05. asing

29 3 0
                                    


Siang ini hampir seluruh murid kelas 11 IPA 3 tengah memijit dahinya, mengucek matanya agar terus melototi kumpulan angka di papan tulis, mengecek berulang kali jam menunggu bel berdering, mencorat-coret halaman buku paling belakang, dan sebagainya.

Pelajaran apa lagi kalau bukan matematika? Baiklah, bukannya kami sangat-sangat benci dengan matematika. Tapi lihatlah, Pak Usup hanya menulis soal dan ia kerjakan sendiri.
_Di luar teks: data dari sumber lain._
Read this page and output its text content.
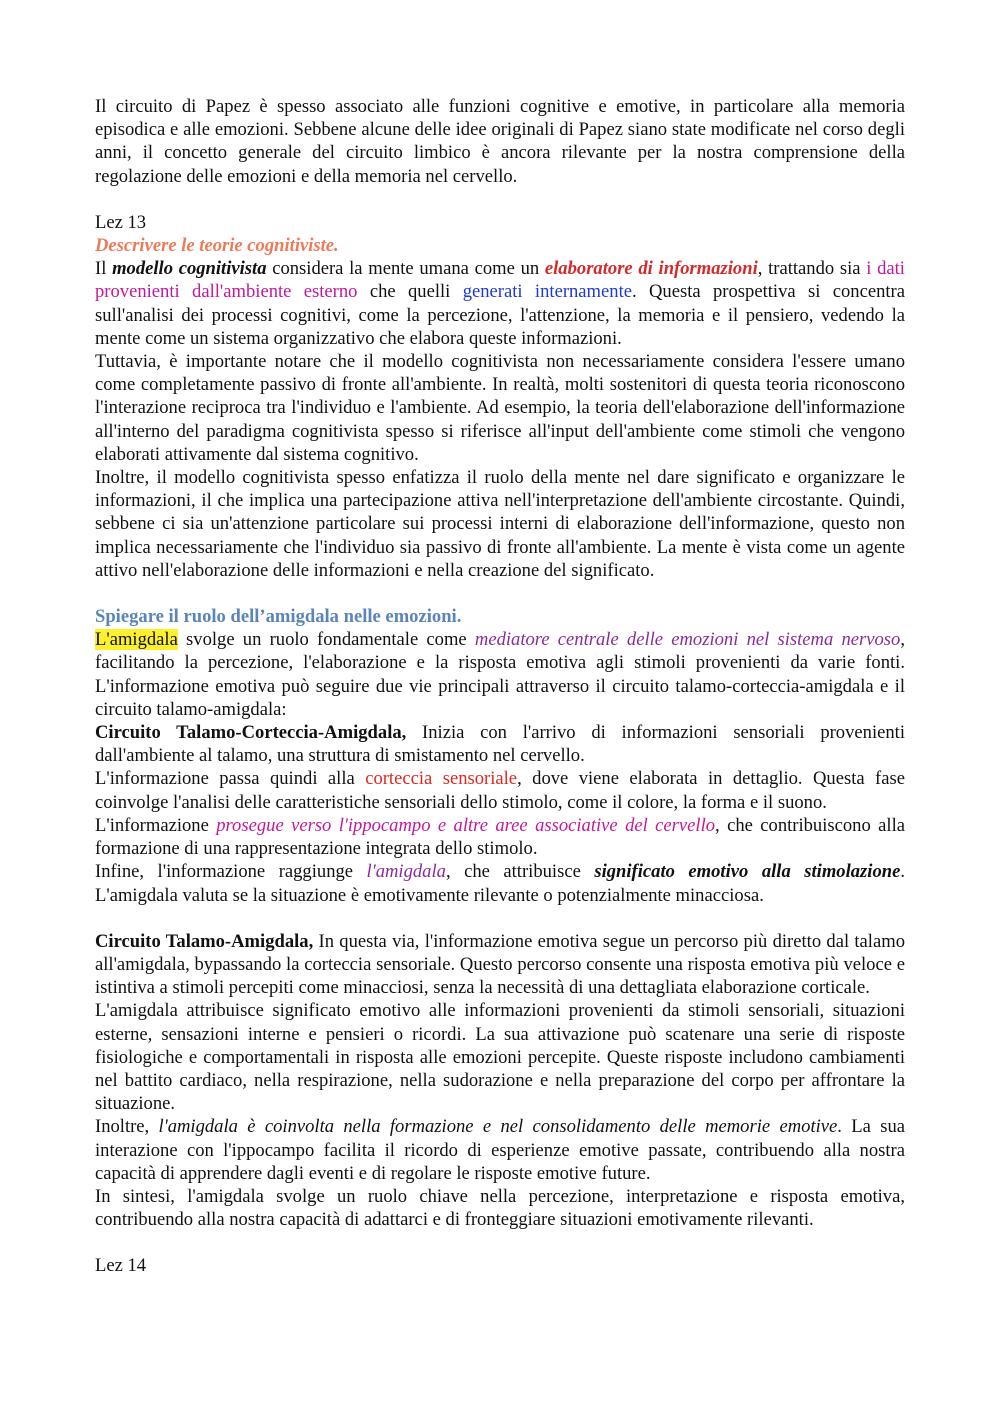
Il circuito di Papez è spesso associato alle funzioni cognitive e emotive, in particolare alla memoria episodica e alle emozioni. Sebbene alcune delle idee originali di Papez siano state modificate nel corso degli anni, il concetto generale del circuito limbico è ancora rilevante per la nostra comprensione della regolazione delle emozioni e della memoria nel cervello.

Lez 13

Descrivere le teorie cognitiviste.

Il modello cognitivista considera la mente umana come un elaboratore di informazioni, trattando sia i dati provenienti dall'ambiente esterno che quelli generati internamente. Questa prospettiva si concentra sull'analisi dei processi cognitivi, come la percezione, l'attenzione, la memoria e il pensiero, vedendo la mente come un sistema organizzativo che elabora queste informazioni.

Tuttavia, è importante notare che il modello cognitivista non necessariamente considera l'essere umano come completamente passivo di fronte all'ambiente. In realtà, molti sostenitori di questa teoria riconoscono l'interazione reciproca tra l'individuo e l'ambiente. Ad esempio, la teoria dell'elaborazione dell'informazione all'interno del paradigma cognitivista spesso si riferisce all'input dell'ambiente come stimoli che vengono elaborati attivamente dal sistema cognitivo.

Inoltre, il modello cognitivista spesso enfatizza il ruolo della mente nel dare significato e organizzare le informazioni, il che implica una partecipazione attiva nell'interpretazione dell'ambiente circostante. Quindi, sebbene ci sia un'attenzione particolare sui processi interni di elaborazione dell'informazione, questo non implica necessariamente che l'individuo sia passivo di fronte all'ambiente. La mente è vista come un agente attivo nell'elaborazione delle informazioni e nella creazione del significato.

Spiegare il ruolo dell’amigdala nelle emozioni.

L'amigdala svolge un ruolo fondamentale come mediatore centrale delle emozioni nel sistema nervoso, facilitando la percezione, l'elaborazione e la risposta emotiva agli stimoli provenienti da varie fonti. L'informazione emotiva può seguire due vie principali attraverso il circuito talamo-corteccia-amigdala e il circuito talamo-amigdala:

Circuito Talamo-Corteccia-Amigdala, Inizia con l'arrivo di informazioni sensoriali provenienti dall'ambiente al talamo, una struttura di smistamento nel cervello.

L'informazione passa quindi alla corteccia sensoriale, dove viene elaborata in dettaglio. Questa fase coinvolge l'analisi delle caratteristiche sensoriali dello stimolo, come il colore, la forma e il suono.

L'informazione prosegue verso l'ippocampo e altre aree associative del cervello, che contribuiscono alla formazione di una rappresentazione integrata dello stimolo.

Infine, l'informazione raggiunge l'amigdala, che attribuisce significato emotivo alla stimolazione. L'amigdala valuta se la situazione è emotivamente rilevante o potenzialmente minacciosa.

Circuito Talamo-Amigdala, In questa via, l'informazione emotiva segue un percorso più diretto dal talamo all'amigdala, bypassando la corteccia sensoriale. Questo percorso consente una risposta emotiva più veloce e istintiva a stimoli percepiti come minacciosi, senza la necessità di una dettagliata elaborazione corticale.

L'amigdala attribuisce significato emotivo alle informazioni provenienti da stimoli sensoriali, situazioni esterne, sensazioni interne e pensieri o ricordi. La sua attivazione può scatenare una serie di risposte fisiologiche e comportamentali in risposta alle emozioni percepite. Queste risposte includono cambiamenti nel battito cardiaco, nella respirazione, nella sudorazione e nella preparazione del corpo per affrontare la situazione.

Inoltre, l'amigdala è coinvolta nella formazione e nel consolidamento delle memorie emotive. La sua interazione con l'ippocampo facilita il ricordo di esperienze emotive passate, contribuendo alla nostra capacità di apprendere dagli eventi e di regolare le risposte emotive future.

In sintesi, l'amigdala svolge un ruolo chiave nella percezione, interpretazione e risposta emotiva, contribuendo alla nostra capacità di adattarci e di fronteggiare situazioni emotivamente rilevanti.

Lez 14
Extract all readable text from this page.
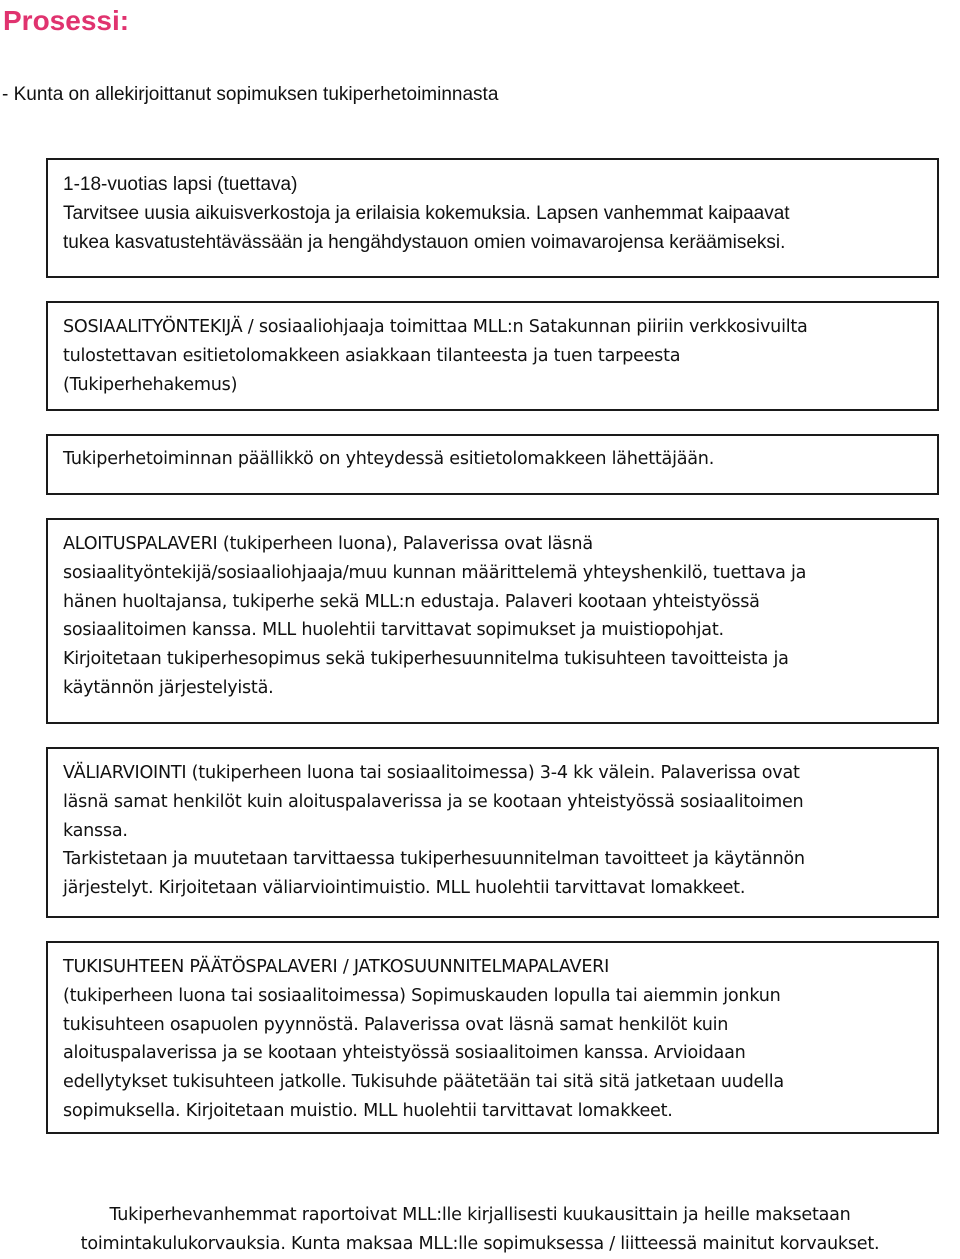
Prosessi:

- Kunta on allekirjoittanut sopimuksen tukiperhetoiminnasta

1-18-vuotias lapsi (tuettava)
Tarvitsee uusia aikuisverkostoja ja erilaisia kokemuksia. Lapsen vanhemmat kaipaavat
tukea kasvatustehtävässään ja hengähdystauon omien voimavarojensa keräämiseksi.
SOSIAALITYÖNTEKIJÄ / sosiaaliohjaaja toimittaa MLL:n Satakunnan piiriin verkkosivuilta
tulostettavan esitietolomakkeen asiakkaan tilanteesta ja tuen tarpeesta
(Tukiperhehakemus)
Tukiperhetoiminnan päällikkö on yhteydessä esitietolomakkeen lähettäjään.
ALOITUSPALAVERI (tukiperheen luona), Palaverissa ovat läsnä
sosiaalityöntekijä/sosiaaliohjaaja/muu kunnan määrittelemä yhteyshenkilö, tuettava ja
hänen huoltajansa, tukiperhe sekä MLL:n edustaja. Palaveri kootaan yhteistyössä
sosiaalitoimen kanssa. MLL huolehtii tarvittavat sopimukset ja muistiopohjat.
Kirjoitetaan tukiperhesopimus sekä tukiperhesuunnitelma tukisuhteen tavoitteista ja
käytännön järjestelyistä.
VÄLIARVIOINTI (tukiperheen luona tai sosiaalitoimessa) 3-4 kk välein. Palaverissa ovat
läsnä samat henkilöt kuin aloituspalaverissa ja se kootaan yhteistyössä sosiaalitoimen
kanssa.
Tarkistetaan ja muutetaan tarvittaessa tukiperhesuunnitelman tavoitteet ja käytännön
järjestelyt. Kirjoitetaan väliarviointimuistio. MLL huolehtii tarvittavat lomakkeet.
TUKISUHTEEN PÄÄTÖSPALAVERI / JATKOSUUNNITELMAPALAVERI
(tukiperheen luona tai sosiaalitoimessa) Sopimuskauden lopulla tai aiemmin jonkun
tukisuhteen osapuolen pyynnöstä. Palaverissa ovat läsnä samat henkilöt kuin
aloituspalaverissa ja se kootaan yhteistyössä sosiaalitoimen kanssa. Arvioidaan
edellytykset tukisuhteen jatkolle. Tukisuhde päätetään tai sitä sitä jatketaan uudella
sopimuksella. Kirjoitetaan muistio. MLL huolehtii tarvittavat lomakkeet.

Tukiperhevanhemmat raportoivat MLL:lle kirjallisesti kuukausittain ja heille maksetaan
toimintakulukorvauksia. Kunta maksaa MLL:lle sopimuksessa / liitteessä mainitut korvaukset.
Entah rumus itu datang darimana. Entah nilai itu dapat darimana.

Memang, kita harus pintar-pintar belajar sendiri.

Ketika suasana kelas sedang sepi-sepinya karena Pak Usup baru saja memberikan latihan soal, suara ketukan pintu mengambil alih perhatian seisi kelas dari buku tulis.

"Masuk." Ucap Pak Usup.

Pintu terbuka. Memperlihatkan dua siswa yang tersenyum ke arah meja guru. Namun seperkian detik kemudian senyumnya berubah menjadi wajah yang sedikit ketakutan.
Atau lebih tepatnya, seperti terkena zonk.

Dan seperkian detik juga, ketika keduanya masuk ke dalam kelas-jantungku berdetak lebih kencang. Seluruh sistem dalam tubuhku seakan-akan terhenti sejenak. Aduh, mau sampai kapan aku akan seperti ini.

Bukannya lebay, tapi begini kenyataannya. Melihatnya membuatku senang tak karuan dan sakit begitu dalam.

Nandira menyikut lenganku. Akupun menengok ke arahnya. Kemudian ia hanya melirik orang yang tengah berada didepan kelas. Memberi kode bahwa, itu ada Langit disana.

Seseorang yang berada disamping Langit tengah berbincang dengan Pak Usup.

"Disini ada Rafi?" Tanya Pak Usup dengan kacamatanya yang telah menurun dari tempatnya.

Dengan semangat dan senyum sumeringah, Rafi si ketua murid yang aktif ekskul pramuka ini mengacungkan tangannya. Bisa dipastikan, ini detik-detik ia dispensasi.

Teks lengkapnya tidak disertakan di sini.